Water is becoming a real issue these days. Whether you’re talking about droughts in Colorado, polluted groundwater in Louisiana, or multi-state fights over the Rio Grande and the Mississippi, water is becoming as valuable as oil.
Engineers typically design cooling towers to perform in the hottest part of the year. But even on hot days, the weather cools significantly in the evening and nighttime. When summer is over, fall and spring bring much cooler temperatures to your tower, and the wet bulb temperature drops accordingly. When the wet bulb temperature drops below the designed wet bulb temperature, the cooling tower’s performance increases proportional.
The cooling industry has made great strides on the air side of the equation. For instance, cooling tower operators will turn fans down to low speed, or run the VFD, or shut off fans completely when the wet bulb drops.
But on the water side, waste rules. Pumps are typically turned on and run constantly, no matter what the wet bulb temperature is. The reason for this gross waste of energy is that, until now, there has been no viable option to control the water flow because of the way cooling towers are designed.

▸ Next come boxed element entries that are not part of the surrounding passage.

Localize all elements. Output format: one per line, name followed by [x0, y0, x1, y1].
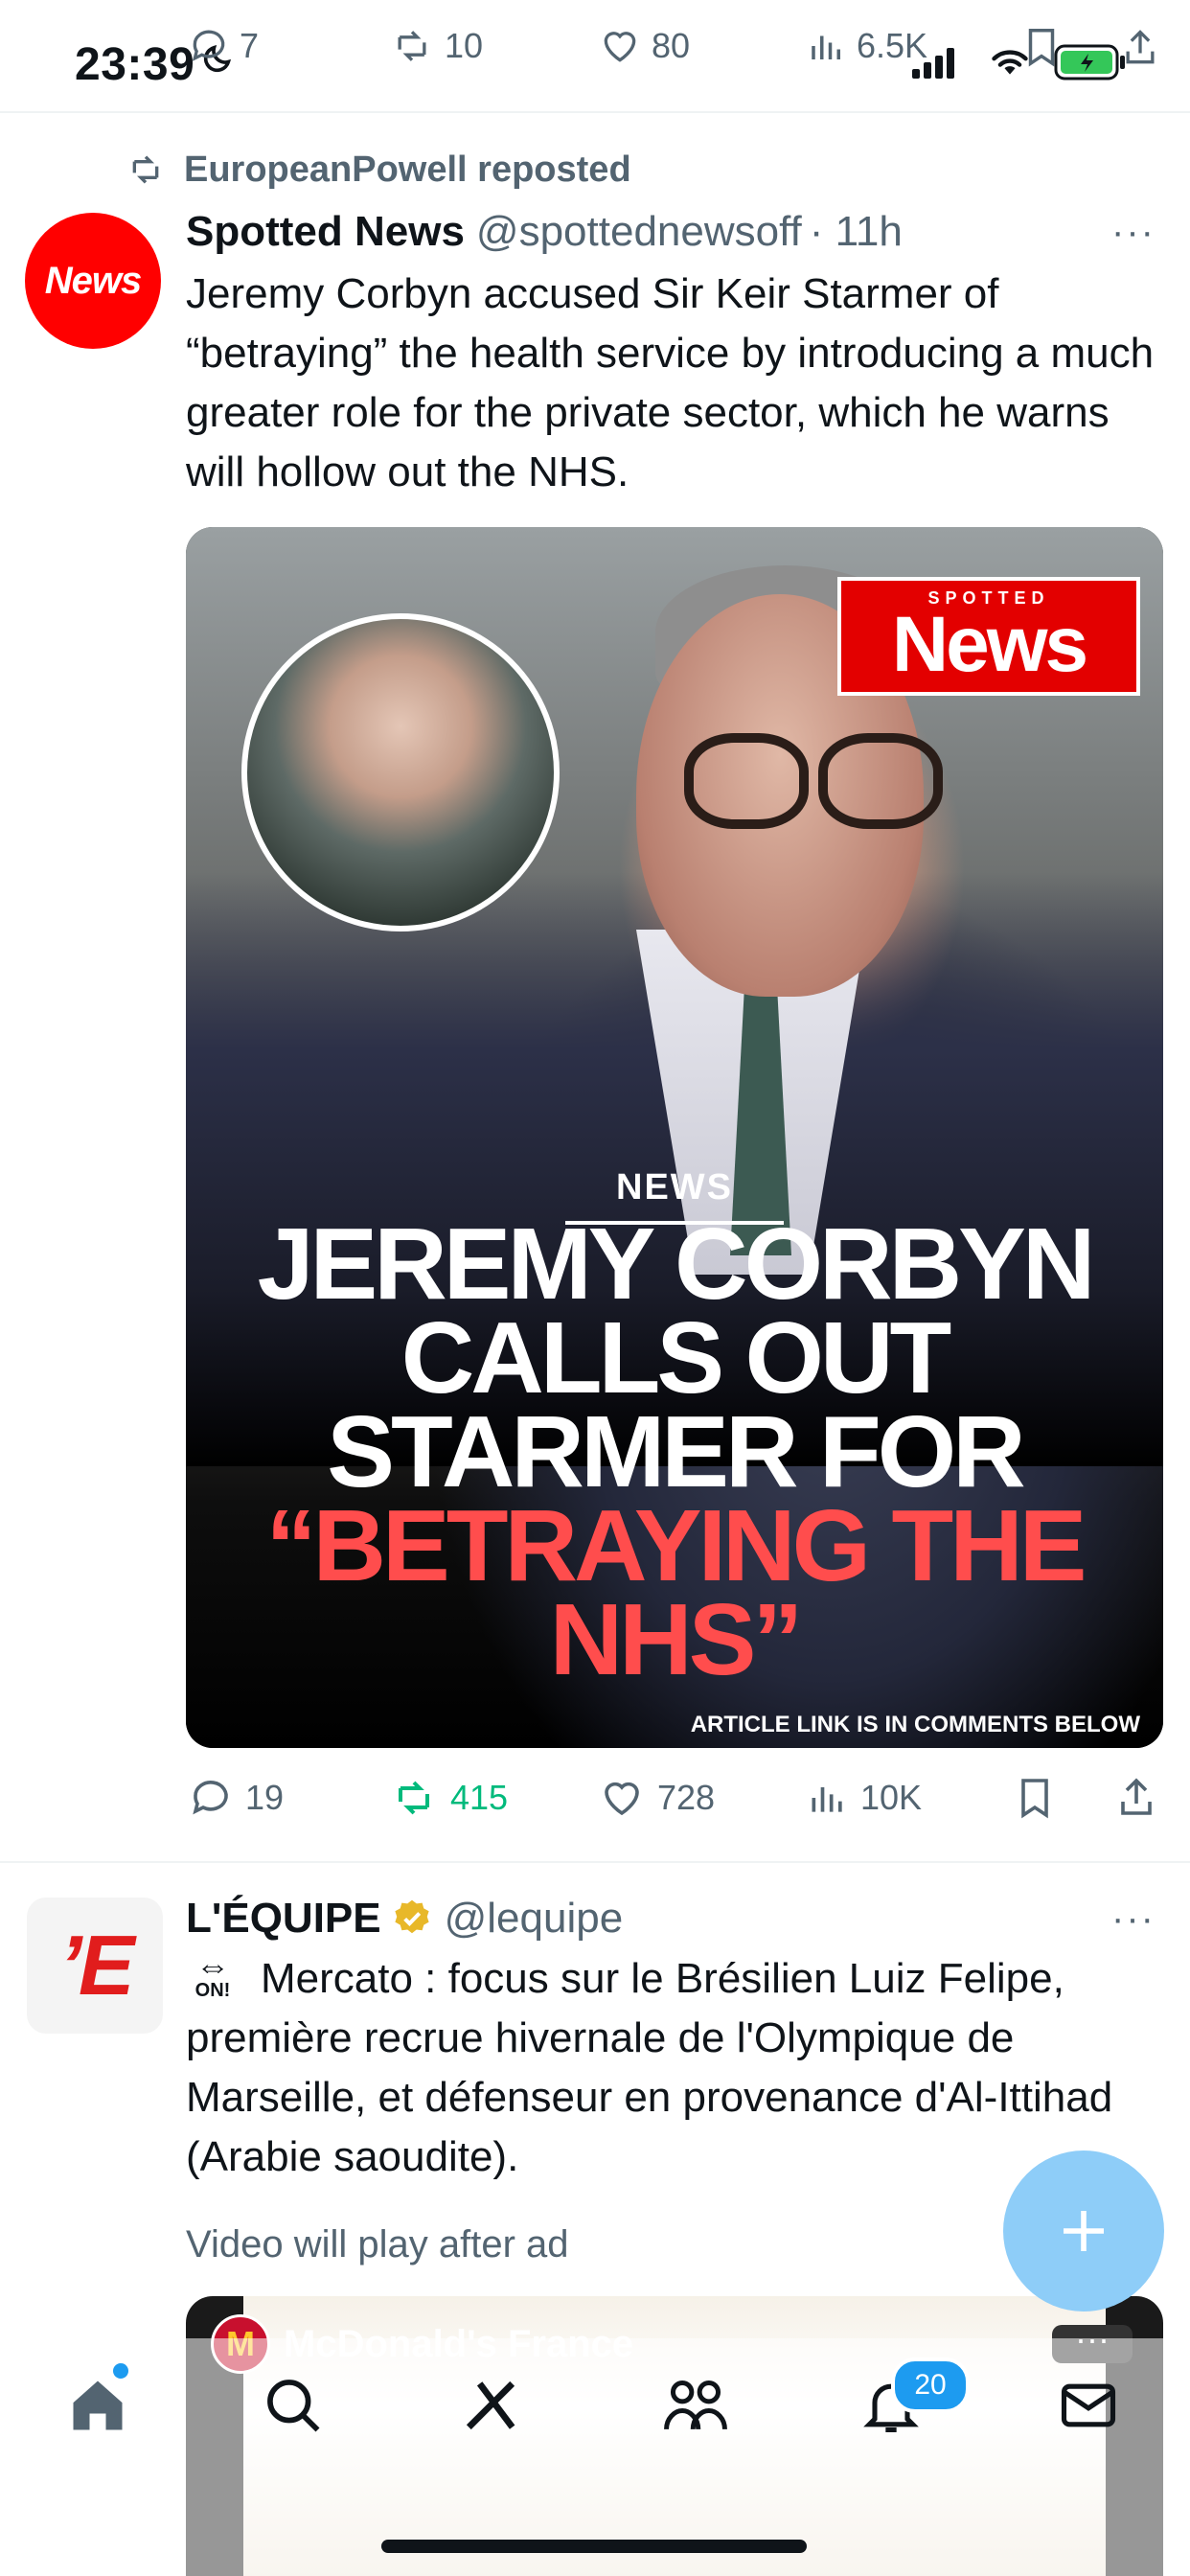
home-icon[interactable]: [65, 2373, 130, 2438]
image-glasses-left: [684, 733, 809, 829]
post-divider: [0, 1861, 1190, 1863]
like-count: 728: [657, 1778, 716, 1817]
overlay-like-count: 80: [652, 26, 691, 65]
views-button[interactable]: 10K: [807, 1775, 922, 1821]
grok-icon[interactable]: [458, 2373, 523, 2438]
author-name[interactable]: L'ÉQUIPE: [186, 1895, 381, 1943]
reply-count: 19: [245, 1778, 285, 1817]
overlay-like-stat[interactable]: 80: [598, 25, 690, 67]
compose-button[interactable]: [1003, 2150, 1164, 2312]
post-text-body: Mercato : focus sur le Brésilien Luiz Fe…: [186, 1955, 1113, 2180]
post-text: ⇔ ON! Mercato : focus sur le Brésilien L…: [186, 1949, 1173, 2187]
spotted-news-avatar[interactable]: News: [25, 213, 161, 349]
image-headline-red: “BETRAYING THE NHS”: [265, 1489, 1087, 1696]
on-badge-label: ON!: [195, 1980, 231, 2001]
image-headline: JEREMY CORBYN CALLS OUT STARMER FOR “BET…: [205, 1213, 1144, 1690]
ad-notice: Video will play after ad: [186, 2223, 569, 2266]
post-time: · 11h: [809, 208, 903, 255]
repost-context[interactable]: EuropeanPowell reposted: [125, 146, 631, 194]
swap-arrows-icon: ⇔: [195, 1946, 230, 1986]
repost-icon: [399, 1781, 429, 1815]
post-header: L'ÉQUIPE @lequipe: [186, 1888, 623, 1949]
image-news-logo: SPOTTED News: [837, 577, 1140, 696]
views-icon: [812, 1787, 842, 1812]
overlay-repost-stat[interactable]: 10: [389, 25, 483, 67]
communities-icon[interactable]: [661, 2373, 730, 2438]
more-options-button[interactable]: ···: [1111, 1898, 1156, 1941]
author-name[interactable]: Spotted News: [186, 208, 465, 256]
views-icon: [812, 35, 840, 59]
top-divider: [0, 111, 1190, 113]
bookmark-icon[interactable]: [1012, 1775, 1058, 1821]
repost-icon: [132, 155, 159, 184]
views-count: 10K: [860, 1778, 923, 1817]
mercato-on-badge: ⇔ ON!: [186, 1946, 240, 2001]
more-options-button[interactable]: ···: [1111, 211, 1156, 254]
overlay-repost-count: 10: [445, 26, 484, 65]
lequipe-avatar[interactable]: ’E: [27, 1898, 163, 2034]
overlay-views-stat[interactable]: 6.5K: [807, 25, 927, 67]
avatar-logo-text: News: [44, 259, 142, 302]
image-inset-portrait: [241, 613, 560, 932]
post-header: Spotted News @spottednewsoff · 11h: [186, 203, 903, 261]
heart-icon: [604, 32, 636, 62]
repost-button[interactable]: 415: [389, 1775, 508, 1821]
post-text: Jeremy Corbyn accused Sir Keir Starmer o…: [186, 270, 1155, 495]
image-logo-big-text: News: [891, 601, 1088, 688]
search-icon[interactable]: [261, 2373, 326, 2438]
overlay-reply-stat[interactable]: 7: [188, 25, 259, 67]
avatar-logo-text: ’E: [58, 1918, 134, 2012]
author-handle[interactable]: @lequipe: [445, 1895, 624, 1943]
notifications-count-badge: 20: [891, 2358, 970, 2413]
image-footer-text: ARTICLE LINK IS IN COMMENTS BELOW: [690, 1712, 1140, 1737]
image-headline-white: JEREMY CORBYN CALLS OUT STARMER FOR: [257, 1208, 1096, 1508]
image-kicker: NEWS: [616, 1167, 733, 1208]
cellular-signal-icon: [912, 48, 954, 79]
status-bar: 23:39 7 10 80 6.5K: [0, 0, 1190, 111]
post-image[interactable]: SPOTTED News NEWS JEREMY CORBYN CALLS OU…: [186, 527, 1163, 1748]
home-indicator[interactable]: [381, 2540, 807, 2553]
home-unread-dot: [113, 2363, 128, 2379]
image-glasses-right: [818, 733, 943, 829]
repost-icon: [398, 31, 426, 61]
author-handle[interactable]: @spottednewsoff: [476, 208, 802, 256]
battery-icon: [1054, 44, 1125, 80]
repost-count: 415: [450, 1778, 509, 1817]
verified-badge-icon: [395, 1899, 429, 1934]
overlay-reply-count: 7: [240, 26, 260, 65]
reply-icon: [192, 30, 225, 61]
reply-button[interactable]: 19: [188, 1775, 284, 1821]
reposted-by-label: EuropeanPowell reposted: [184, 149, 631, 190]
heart-icon: [605, 1782, 639, 1816]
status-time: 23:39: [75, 39, 195, 90]
share-overlay-icon: [1126, 30, 1155, 64]
like-button[interactable]: 728: [598, 1775, 715, 1821]
messages-envelope-icon[interactable]: [1056, 2373, 1121, 2438]
reply-icon: [193, 1781, 228, 1815]
share-icon[interactable]: [1113, 1775, 1159, 1821]
plus-icon: [1064, 2211, 1104, 2251]
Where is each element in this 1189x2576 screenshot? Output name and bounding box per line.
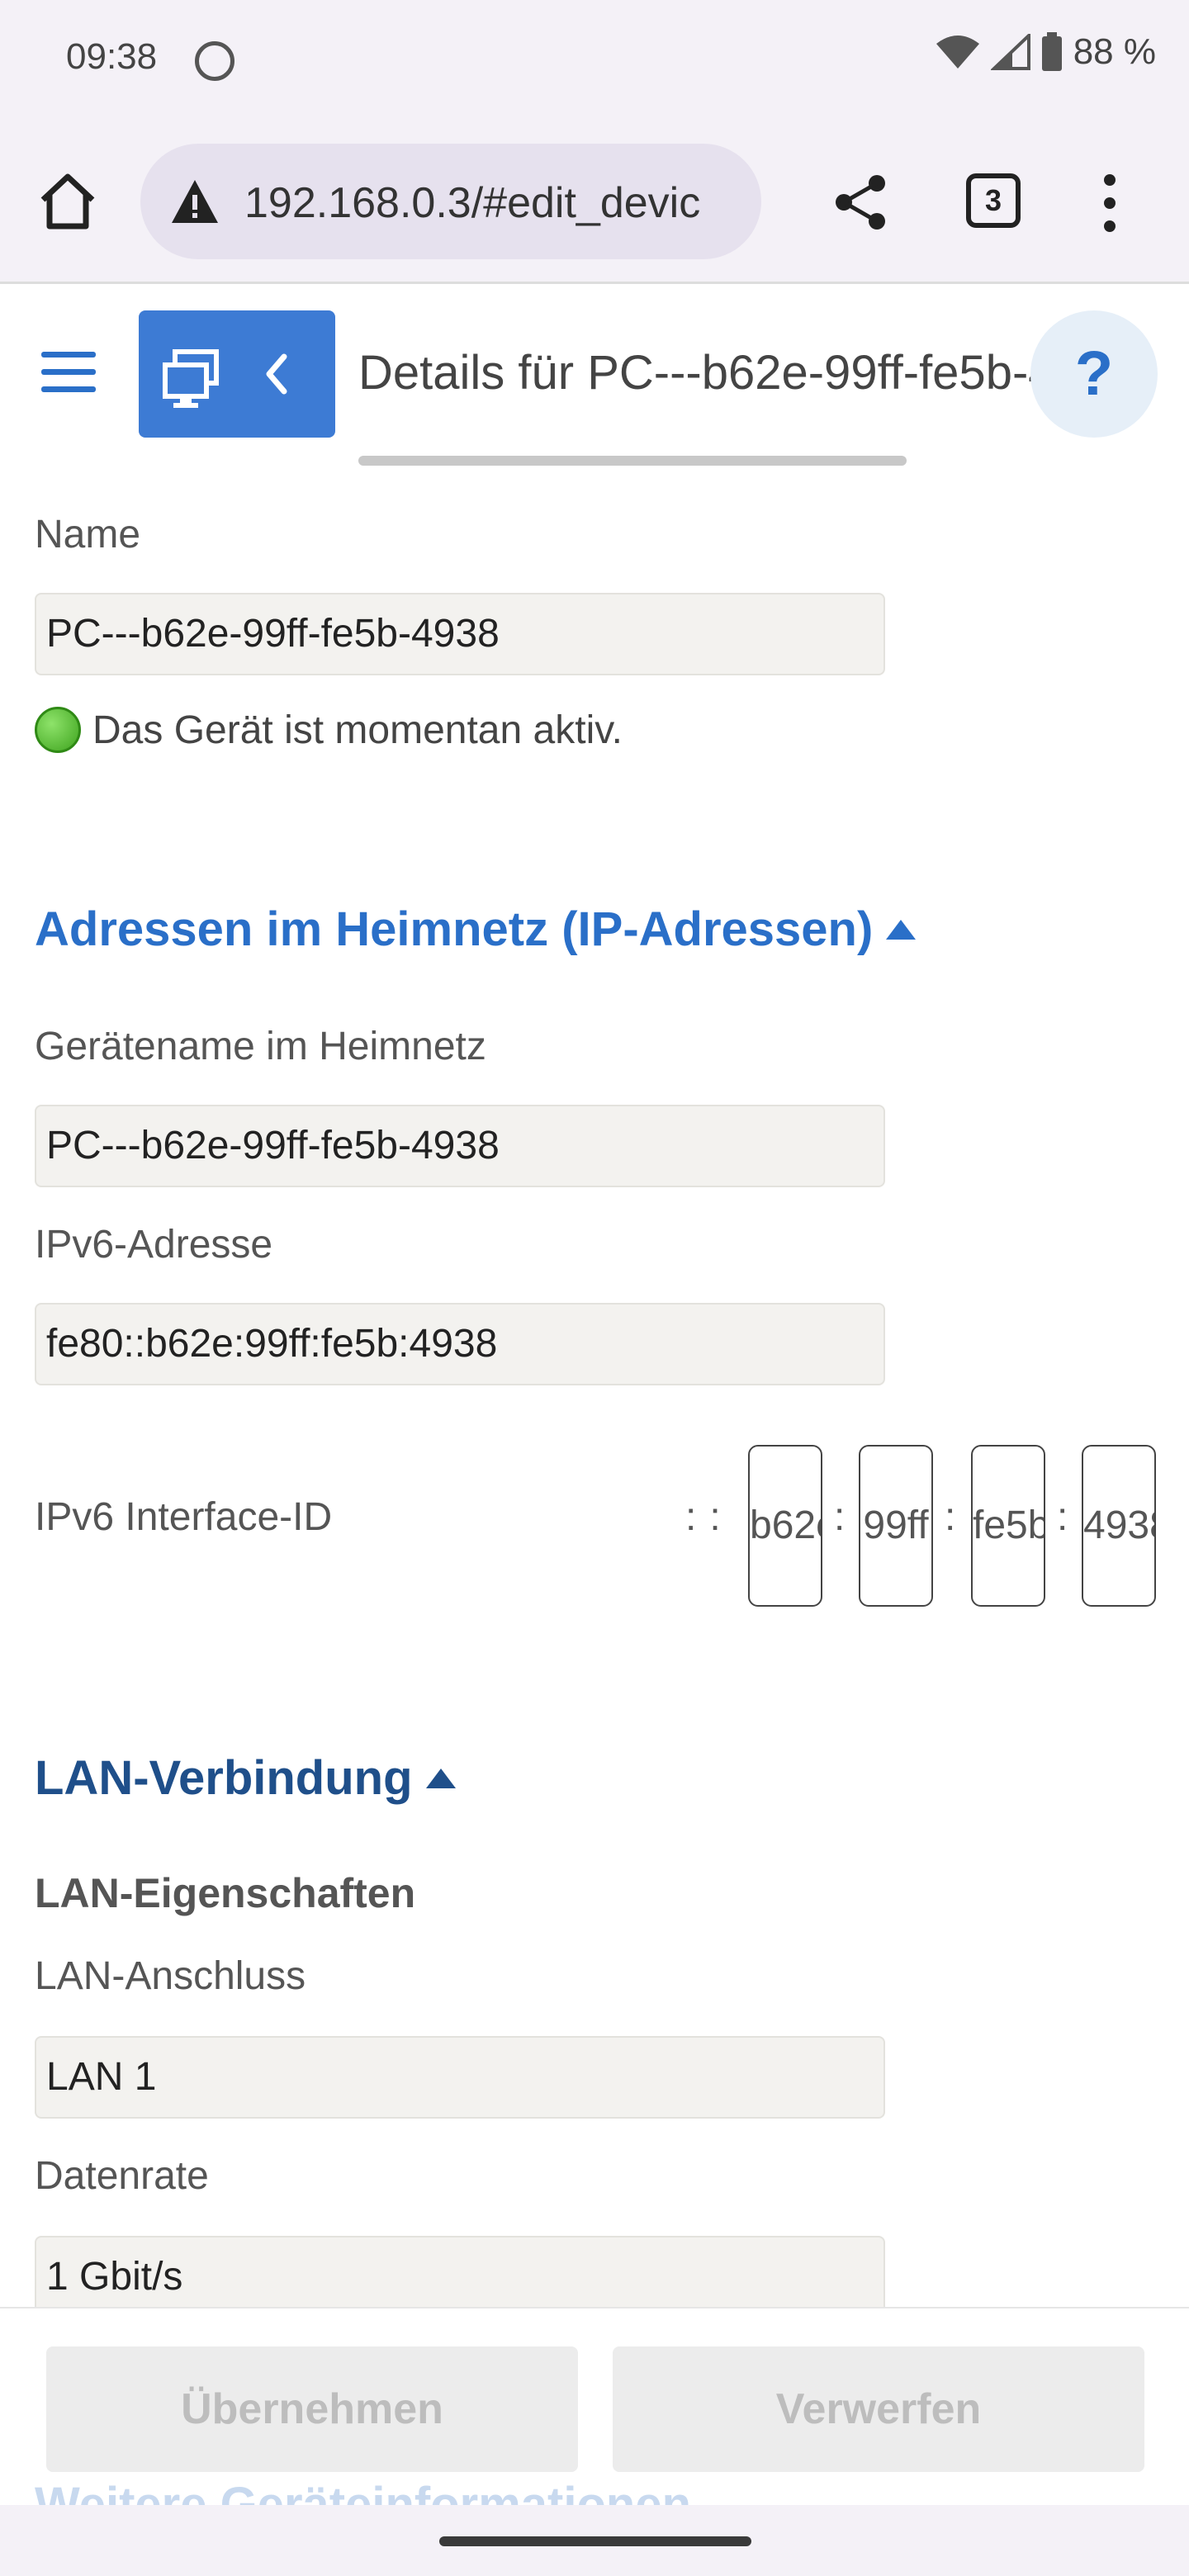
home-gesture-handle[interactable] xyxy=(439,2536,751,2546)
signal-icon xyxy=(990,34,1030,70)
warning-icon[interactable] xyxy=(170,178,220,225)
home-icon[interactable] xyxy=(36,170,99,233)
iid-field-3[interactable]: fe5b xyxy=(971,1445,1045,1607)
help-button[interactable]: ? xyxy=(1030,310,1158,438)
iid-separator: : xyxy=(945,1495,956,1539)
app-header: Details für PC---b62e-99ff-fe5b-4938 ? xyxy=(0,284,1189,474)
iid-field-2[interactable]: 99ff xyxy=(859,1445,933,1607)
lan-port-label: LAN-Anschluss xyxy=(35,1954,306,1998)
page-title: Details für PC---b62e-99ff-fe5b-4938 xyxy=(358,346,1035,400)
back-to-devices-button[interactable] xyxy=(139,310,335,438)
status-time: 09:38 xyxy=(66,36,158,77)
apply-button[interactable]: Übernehmen xyxy=(46,2346,578,2472)
browser-toolbar: 192.168.0.3/#edit_devic 3 xyxy=(0,116,1189,284)
ip-section-heading: Adressen im Heimnetz (IP-Adressen) xyxy=(35,902,874,956)
ipv6-field[interactable]: fe80::b62e:99ff:fe5b:4938 xyxy=(35,1303,885,1385)
iid-separator: : xyxy=(834,1495,846,1539)
system-nav-bar xyxy=(0,2505,1189,2576)
url-text[interactable]: 192.168.0.3/#edit_devic xyxy=(244,178,740,228)
battery-icon xyxy=(1041,32,1062,71)
collapse-icon xyxy=(886,919,917,940)
lan-section-toggle[interactable]: LAN-Verbindung xyxy=(35,1750,456,1806)
share-icon[interactable] xyxy=(832,173,890,231)
wifi-icon xyxy=(936,36,979,69)
iid-label: IPv6 Interface-ID xyxy=(35,1495,333,1539)
action-bar: Übernehmen Verwerfen xyxy=(0,2307,1189,2505)
ipv6-interface-id: IPv6 Interface-ID :: b62e : 99ff : fe5b … xyxy=(0,1445,1189,1607)
more-vert-icon[interactable] xyxy=(1093,170,1126,236)
discard-button[interactable]: Verwerfen xyxy=(613,2346,1144,2472)
ipv6-label: IPv6-Adresse xyxy=(35,1223,273,1267)
menu-icon[interactable] xyxy=(41,352,96,398)
lan-section-heading: LAN-Verbindung xyxy=(35,1751,413,1805)
status-active-icon xyxy=(35,707,81,753)
hostname-label: Gerätename im Heimnetz xyxy=(35,1025,486,1068)
name-field[interactable]: PC---b62e-99ff-fe5b-4938 xyxy=(35,593,885,675)
battery-percent: 88 % xyxy=(1073,31,1156,72)
data-rate-field[interactable]: 1 Gbit/s xyxy=(35,2236,885,2318)
device-status-text: Das Gerät ist momentan aktiv. xyxy=(92,708,623,752)
more-info-section-toggle[interactable]: Weitere Geräteinformationen xyxy=(35,2477,691,2508)
lan-port-field[interactable]: LAN 1 xyxy=(35,2036,885,2119)
hostname-field[interactable]: PC---b62e-99ff-fe5b-4938 xyxy=(35,1105,885,1187)
tab-switcher-button[interactable]: 3 xyxy=(966,173,1021,228)
device-status: Das Gerät ist momentan aktiv. xyxy=(35,707,623,753)
name-label: Name xyxy=(35,513,141,556)
notification-icon xyxy=(195,41,234,81)
title-scrollbar[interactable] xyxy=(358,456,907,466)
iid-prefix: :: xyxy=(685,1495,734,1539)
more-info-heading: Weitere Geräteinformationen xyxy=(35,2478,692,2508)
ip-section-toggle[interactable]: Adressen im Heimnetz (IP-Adressen) xyxy=(35,902,917,957)
iid-field-1[interactable]: b62e xyxy=(748,1445,822,1607)
status-icons: 88 % xyxy=(935,31,1156,73)
url-bar[interactable]: 192.168.0.3/#edit_devic xyxy=(140,144,761,259)
iid-field-4[interactable]: 4938 xyxy=(1082,1445,1156,1607)
status-bar: 09:38 88 % xyxy=(0,0,1189,116)
lan-properties-heading: LAN-Eigenschaften xyxy=(35,1870,416,1916)
data-rate-label: Datenrate xyxy=(35,2154,209,2198)
network-devices-icon xyxy=(163,349,287,408)
collapse-icon xyxy=(425,1768,456,1788)
iid-separator: : xyxy=(1057,1495,1068,1539)
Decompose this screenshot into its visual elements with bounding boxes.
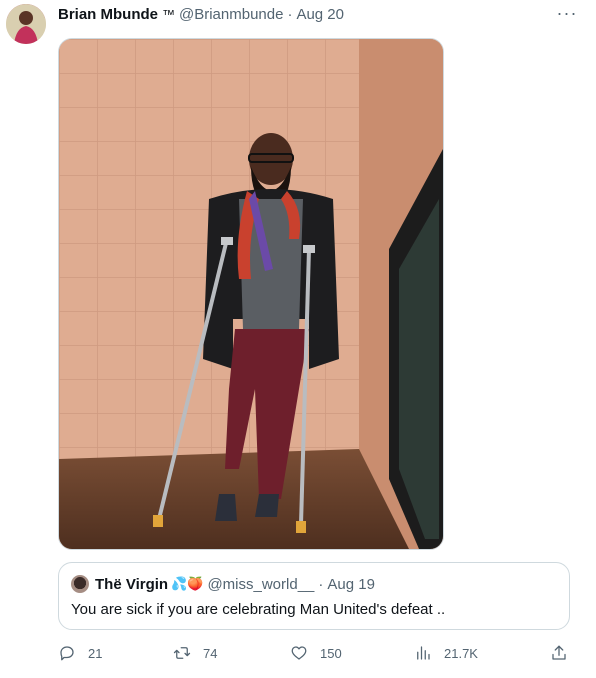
retweet-icon [173,647,191,659]
tweet: Brian Mbunde ™ @Brianmbunde · Aug 20 ··· [0,0,596,678]
like-count: 150 [320,645,342,661]
tweet-date[interactable]: Aug 20 [296,6,344,23]
retweet-count: 74 [203,645,218,661]
quoted-separator-dot: · [318,575,324,593]
author-avatar[interactable] [6,4,46,44]
photo-illustration [59,39,443,549]
trademark-badge: ™ [162,6,175,22]
views-count: 21.7K [444,645,478,661]
views-bar-chart-icon [417,646,430,660]
author-name[interactable]: Brian Mbunde [58,6,158,23]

The pumps and fans of cooling towers are not in sync. For example, you might see (3) pumps for a 5-or-10-cell cooling tower. Let’s assume that the wet bulb drops to a point so that a 10-cell tower was overproducing by 10%. In theory, at that point your load could be met with only 9 cells . In other words, we could possibly shut one cell off completely, including the fan and water flow.
Shutting the fan off is easy. Shutting off the one tenth of the water flow with 3 pumps operating is not attainable unless you have VFDs on the pumps. And even with VFDs, managing flow control valves at each cell is hard because those valves are often corroded and difficult to operate.
If the flow control valves are in working order, trying to open and close flow control valves with the rising and falling wet bulb is both unpractical and economically unfeasible.
Now there is an simple answer: the revolutionary Variable Flow Nozzle. The water flow can now be controlled at the nozzle.
Just leave the flow control valves full open all the time, all year long, and let the Variable Flow Nozzle do all the work and make the flow adjustments. This is a nozzle that thinks it’s a flow control valve. Instead of wrestling an unwieldy, corroded, valves, you just let the nozzle automatically adjust the water flow.